Berlanga murió hace quince años, pero su espíritu todavía vaga por la Península y nos regala estampas que muestran el carácter tragicómico de una determinada España atávica. La última muestra es la fotografía que ha compartido la Casa Real sobre la visita de Felipe y Letizia al lugar del accidente ferroviario de Adamuz. Se ve a los reyes y, acompañándoles, una piña de autoridades, como la vicepresidenta primera María Jesús Montero, el ministro de Transportes Óscar Puente y el presidente de la Junta de Andalucía. La reina Letizia va vestida de negro por el luto ya su lado hay un agente de la Guardia Civil: sólo falta el cura. La foto está descentrada para que, de fondo, pueda verse la macabra amalgama de hierros del tren siniestrado y, pequeños y de naranja, operarios que trabajan. Es la versión institucional de la foto odiosa del típico influencer que cuelga selfies cuando visita Auschwitz buscando su mejor ángulo. Es el cazador posando con el hueso muerto que en breve será alfombra, pero con un trofeo mucho más inquietante. El vídeo que recoge el momento también es incómodo en grado máximo, porque se ve a Montero abriéndose paso a codazos para aparecer junto al rey, lo que revienta el protocolo, ya que deja a la reina colgada en un extremo de la imagen. Servidumbres de la precampaña electoral.

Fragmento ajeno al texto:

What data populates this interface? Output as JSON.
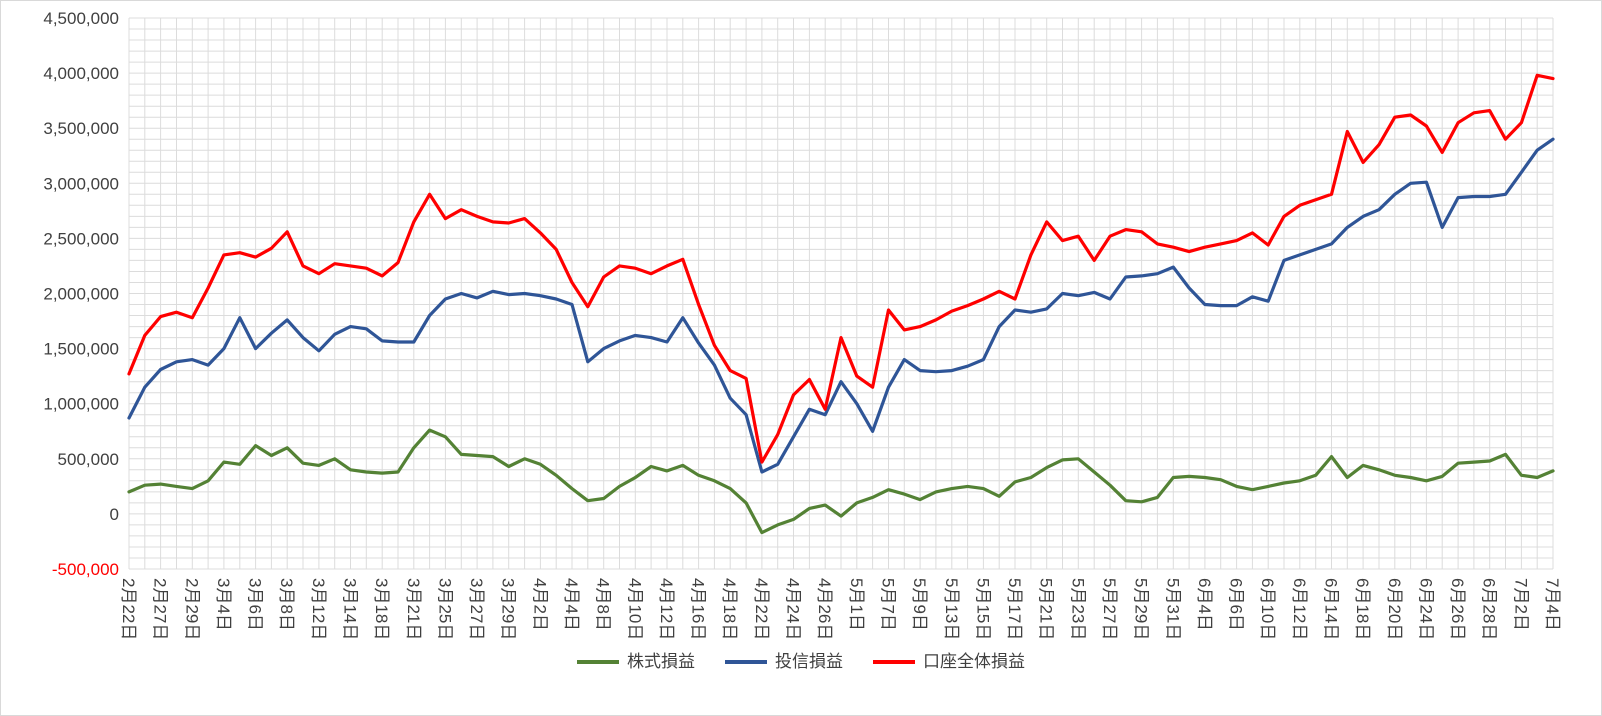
{
  "chart_data": {
    "type": "line",
    "title": "",
    "num_points": 91,
    "label_every_nth_point": 2,
    "x_tick_labels": [
      "2月22日",
      "2月27日",
      "2月29日",
      "3月4日",
      "3月6日",
      "3月8日",
      "3月12日",
      "3月14日",
      "3月18日",
      "3月21日",
      "3月25日",
      "3月27日",
      "3月29日",
      "4月2日",
      "4月4日",
      "4月8日",
      "4月10日",
      "4月12日",
      "4月16日",
      "4月18日",
      "4月22日",
      "4月24日",
      "4月26日",
      "5月1日",
      "5月7日",
      "5月9日",
      "5月13日",
      "5月15日",
      "5月17日",
      "5月21日",
      "5月23日",
      "5月27日",
      "5月29日",
      "5月31日",
      "6月4日",
      "6月6日",
      "6月10日",
      "6月12日",
      "6月14日",
      "6月18日",
      "6月20日",
      "6月24日",
      "6月26日",
      "6月28日",
      "7月2日",
      "7月4日"
    ],
    "y_axis": {
      "min": -500000,
      "max": 4500000,
      "major_step": 500000,
      "minor_step": 100000,
      "tick_labels": [
        "4,500,000",
        "4,000,000",
        "3,500,000",
        "3,000,000",
        "2,500,000",
        "2,000,000",
        "1,500,000",
        "1,000,000",
        "500,000",
        "0",
        "-500,000"
      ],
      "label_color": "#404040",
      "negative_label_color": "#ff0000"
    },
    "grid": {
      "major": true,
      "minor": true,
      "color": "#dcdcdc"
    },
    "legend": {
      "position": "bottom",
      "items": [
        "株式損益",
        "投信損益",
        "口座全体損益"
      ]
    },
    "series": [
      {
        "id": "stock",
        "name": "株式損益",
        "color": "#548235",
        "values": [
          200000,
          260000,
          270000,
          250000,
          230000,
          300000,
          470000,
          450000,
          620000,
          530000,
          600000,
          460000,
          440000,
          500000,
          400000,
          380000,
          370000,
          380000,
          600000,
          760000,
          700000,
          540000,
          530000,
          520000,
          430000,
          500000,
          450000,
          350000,
          230000,
          120000,
          140000,
          250000,
          330000,
          430000,
          390000,
          440000,
          350000,
          300000,
          230000,
          100000,
          -170000,
          -100000,
          -50000,
          50000,
          80000,
          -20000,
          100000,
          150000,
          220000,
          180000,
          130000,
          200000,
          230000,
          250000,
          230000,
          160000,
          290000,
          330000,
          420000,
          490000,
          500000,
          380000,
          260000,
          120000,
          110000,
          150000,
          330000,
          340000,
          330000,
          310000,
          250000,
          220000,
          250000,
          280000,
          300000,
          350000,
          520000,
          330000,
          440000,
          400000,
          350000,
          330000,
          300000,
          340000,
          460000,
          470000,
          480000,
          540000,
          350000,
          330000,
          390000
        ]
      },
      {
        "id": "fund",
        "name": "投信損益",
        "color": "#2f5597",
        "values": [
          870000,
          1150000,
          1310000,
          1380000,
          1400000,
          1350000,
          1500000,
          1780000,
          1500000,
          1640000,
          1760000,
          1600000,
          1480000,
          1630000,
          1700000,
          1680000,
          1570000,
          1560000,
          1560000,
          1800000,
          1950000,
          2000000,
          1960000,
          2020000,
          1990000,
          2000000,
          1980000,
          1950000,
          1900000,
          1380000,
          1500000,
          1570000,
          1620000,
          1600000,
          1560000,
          1780000,
          1550000,
          1350000,
          1050000,
          900000,
          380000,
          450000,
          700000,
          950000,
          900000,
          1200000,
          1000000,
          750000,
          1150000,
          1400000,
          1300000,
          1290000,
          1300000,
          1340000,
          1400000,
          1700000,
          1850000,
          1830000,
          1860000,
          2000000,
          1980000,
          2010000,
          1950000,
          2150000,
          2160000,
          2180000,
          2240000,
          2050000,
          1900000,
          1890000,
          1890000,
          1970000,
          1930000,
          2300000,
          2350000,
          2400000,
          2450000,
          2600000,
          2700000,
          2760000,
          2900000,
          3000000,
          3010000,
          2600000,
          2870000,
          2880000,
          2880000,
          2900000,
          3100000,
          3300000,
          3400000
        ]
      },
      {
        "id": "account",
        "name": "口座全体損益",
        "color": "#ff0000",
        "values": [
          1270000,
          1620000,
          1790000,
          1830000,
          1780000,
          2050000,
          2350000,
          2370000,
          2330000,
          2410000,
          2560000,
          2250000,
          2180000,
          2270000,
          2250000,
          2230000,
          2160000,
          2280000,
          2650000,
          2900000,
          2680000,
          2760000,
          2700000,
          2650000,
          2640000,
          2680000,
          2550000,
          2400000,
          2100000,
          1880000,
          2150000,
          2250000,
          2230000,
          2180000,
          2250000,
          2310000,
          1900000,
          1530000,
          1300000,
          1230000,
          470000,
          720000,
          1080000,
          1220000,
          950000,
          1600000,
          1250000,
          1150000,
          1850000,
          1670000,
          1700000,
          1760000,
          1840000,
          1890000,
          1950000,
          2020000,
          1950000,
          2350000,
          2650000,
          2480000,
          2520000,
          2300000,
          2520000,
          2580000,
          2560000,
          2450000,
          2420000,
          2380000,
          2420000,
          2450000,
          2480000,
          2550000,
          2440000,
          2700000,
          2800000,
          2850000,
          2900000,
          3470000,
          3190000,
          3350000,
          3600000,
          3620000,
          3520000,
          3280000,
          3550000,
          3640000,
          3660000,
          3400000,
          3550000,
          3980000,
          3950000
        ]
      }
    ]
  }
}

Cómo debe ser evidente el poco tacto, que la web de la Casa Real ha acabado escondiendo una imagen digna de Goya que evidencia que la foto importa más que los muertos. No la retiró, pero dejó de destacarla como hacía al principio. Y me juego un guisante que los diarios cortesanos que recogen dispuestas cada mínimo desplazamiento de los monarcas mañana escogerán otras fotografías. En cualquier caso, la aparición de este chismorre me ha comportado un consuelo no menor: se demuestra que, por revolución tecnológica que nos arrase, la vida siempre superará incluso la IA más maliciosa.